Good Morning All. Clear and 72°, going up to 92° later today, a repeat of yesterday. Pretty active in here already this morning.
Resumed my summertime pastime of mowing parts of the yard yesterday. No wind so it was a good time to mow around the pool and avoid the mower ejaculate blowing into it for cleaning out later. At 50 GPM, the filter pump takes almost an hour and a half to circulate everything and doesn't get it all the first time. I mow some more today.
Eggs Benedict this morning Flo. It's a holiday!
Thanks guys for all of the likes and comments regarding the grain elevators;
Sherrel, Louis, Phil, Lee, Chet, Joe, Ken, Curt, Justin, Chad, Guy, Tom.
Still just doing small tasks in the train shed with the newest project section. I installed traffic signs and applied more ground cover. That part is not easy, as that section is immediately in front of the window A/C and ground foam flies easily. I have to clamp a piece of plywood to the layout to block it. However, afterwards, the air flow dries the glue rather rapidly.
OK, the last two grain elevators coming up. I just posted the first one a couple of weeks ago when I upgraded it with signage. Its a styrene kit from American Model Builders, who are more well known for their laser-cut wood structures. This kit has since been re-issued in wood. I call it Red River Valley Feed and Seed
And lastly is Prairie Coop elevator. It is yet another kit from Walther's, whose name escapes me at the moment.
Right now it is on another of those unfinished segments of the layout. I have many industries like this that are just plopped down on their spurs to assure that they fit, and I can switch them, albeit without scenery or figures. Note that this one still has the capability of loading grain into boxcars with the lower spout. Management has just never removed it.
Joe -
There are others, who haven't worked since March, when Knucklehead shut the State down, and not everyone is getting paid. Businesses are realizing that they can get by with fewer people and smaller facilities, so that indicates portions of the economy are due to shrink, in the near future. Guess it depends on what one looks at.
I'll refrain from commenting too much as it might get political. There appears to be governors who don't really have a clue so they have kept everything shut down rather than reopening intelligently. Then you also have the politicians who don't believe the rules apply to them...on both sides of the aisle.
By the way, I am worse than a pack rat, I am a hoarder!
Lee - Celebrity tomatoes work well for me also. I mostly plant Early Girl with Celebrity being the second most popular.
Alan -
Here we go again! Wanna make someone's day really interesting? Send them a completely disassembled steam engine, and put EXTRA hardware in the baggie
Maddening but funny!
Chet - Yes, grain hauling is a big time operation on my layout.At peak harvest time, as many as 35 covered hoppers might be on rail spurs, while another 80 are in unit grain trains traversing the layout making things fun for local switching jobs. The rest are in yards or in mixed freights.
Lucky is the man who has such an excellent club to run trains at in addition to an excellent home layout. The closest model railroad club to me, while close at 30 miles away, is modular only, with no place to set up except at local shows and a Christmas display in a local mall.
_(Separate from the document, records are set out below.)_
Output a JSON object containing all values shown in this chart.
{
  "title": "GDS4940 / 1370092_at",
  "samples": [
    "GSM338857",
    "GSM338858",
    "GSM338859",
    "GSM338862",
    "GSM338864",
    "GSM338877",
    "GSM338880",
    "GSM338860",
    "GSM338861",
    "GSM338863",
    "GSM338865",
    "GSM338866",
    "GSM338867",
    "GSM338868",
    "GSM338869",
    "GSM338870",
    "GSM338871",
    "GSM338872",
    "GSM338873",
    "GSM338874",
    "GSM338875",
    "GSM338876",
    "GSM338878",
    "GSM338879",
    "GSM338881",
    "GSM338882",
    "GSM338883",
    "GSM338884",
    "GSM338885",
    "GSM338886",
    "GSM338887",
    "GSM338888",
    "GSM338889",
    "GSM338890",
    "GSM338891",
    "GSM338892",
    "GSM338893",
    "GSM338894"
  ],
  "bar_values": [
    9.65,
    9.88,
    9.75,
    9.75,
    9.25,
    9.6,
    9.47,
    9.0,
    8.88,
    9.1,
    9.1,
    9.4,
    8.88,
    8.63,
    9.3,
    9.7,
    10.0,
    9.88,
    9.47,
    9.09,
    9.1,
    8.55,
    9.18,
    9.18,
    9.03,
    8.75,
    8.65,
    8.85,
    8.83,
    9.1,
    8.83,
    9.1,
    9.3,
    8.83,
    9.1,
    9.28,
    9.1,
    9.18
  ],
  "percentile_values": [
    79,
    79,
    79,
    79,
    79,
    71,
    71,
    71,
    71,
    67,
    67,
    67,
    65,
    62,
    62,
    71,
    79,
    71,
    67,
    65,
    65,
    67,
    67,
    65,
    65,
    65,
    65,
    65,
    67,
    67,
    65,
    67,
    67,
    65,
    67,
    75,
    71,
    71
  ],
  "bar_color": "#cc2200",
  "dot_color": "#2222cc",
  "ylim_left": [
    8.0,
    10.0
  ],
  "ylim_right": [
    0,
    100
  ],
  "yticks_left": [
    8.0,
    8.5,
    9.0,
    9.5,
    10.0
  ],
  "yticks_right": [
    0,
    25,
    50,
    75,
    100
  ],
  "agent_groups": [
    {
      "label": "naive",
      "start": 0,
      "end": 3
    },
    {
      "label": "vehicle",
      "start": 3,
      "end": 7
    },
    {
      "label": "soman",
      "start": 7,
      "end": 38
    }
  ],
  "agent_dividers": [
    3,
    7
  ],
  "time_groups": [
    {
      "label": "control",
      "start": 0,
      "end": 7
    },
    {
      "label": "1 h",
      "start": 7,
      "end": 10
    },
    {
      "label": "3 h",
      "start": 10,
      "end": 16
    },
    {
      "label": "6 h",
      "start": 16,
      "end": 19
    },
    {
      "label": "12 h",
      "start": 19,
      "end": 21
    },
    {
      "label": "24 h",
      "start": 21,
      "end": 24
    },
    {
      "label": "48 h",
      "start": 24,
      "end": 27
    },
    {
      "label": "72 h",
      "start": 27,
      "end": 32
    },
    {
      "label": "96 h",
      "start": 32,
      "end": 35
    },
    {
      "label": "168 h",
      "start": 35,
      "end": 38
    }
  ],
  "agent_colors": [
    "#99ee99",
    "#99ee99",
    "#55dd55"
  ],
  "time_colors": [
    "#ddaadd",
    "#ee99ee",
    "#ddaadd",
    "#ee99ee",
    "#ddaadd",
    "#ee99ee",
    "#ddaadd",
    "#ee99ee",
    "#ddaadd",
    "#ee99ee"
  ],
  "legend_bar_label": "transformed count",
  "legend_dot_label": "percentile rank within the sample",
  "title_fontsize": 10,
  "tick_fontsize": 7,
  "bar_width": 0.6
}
I too have almost stopped purchasing any new model RR stuff, freight cars at least. I have been a sucker for some of the ScaleTrains locos though and have purchased nine of them. However I have found that I need quite a few more structures than I planned for prior to retirement.
Curt -
Willie- Nice grain mills. I had no idea you modeled so much of the grain industry.
Thanks
Curt. Yep! I basically model generic flatlands with a lot of off-layout grain farmers. On the entire layout, I actually only have two industries that receive grain, an ethanol processor and an flour mill. However nothing goes directly to them. Everything goes to staging/classification yards first.
Hughie
I just have a concern about getting bored in time once you memorize all the moves. Maybe I'm not looking at it the right way.
That's the beauty of having ten industries to switch like that layout. Just switch two or three per session, vary the way you stage the cars so it isn't repetitious, and set out at some industries and pick up at others. Another trick is to have industries that use a variety of cars. A printer for example might receive ink in tankers, bulk paper rolls in high cube boxcars and ship out in regular boxcars. Lumber yards might receive lumber on flatcars and bricks in boxcars. Leave a car, empty or full, on a spur or the runaround track so you have to move it on the next session.
Besides being Labor Day here in the states, today is National Beer Lovers Day. I'll include myself in that category. It does seem like we have a lot of different "National Beer xxxxx" Days. I'm not complaining, but I don't really need a commemorative day for that hobby!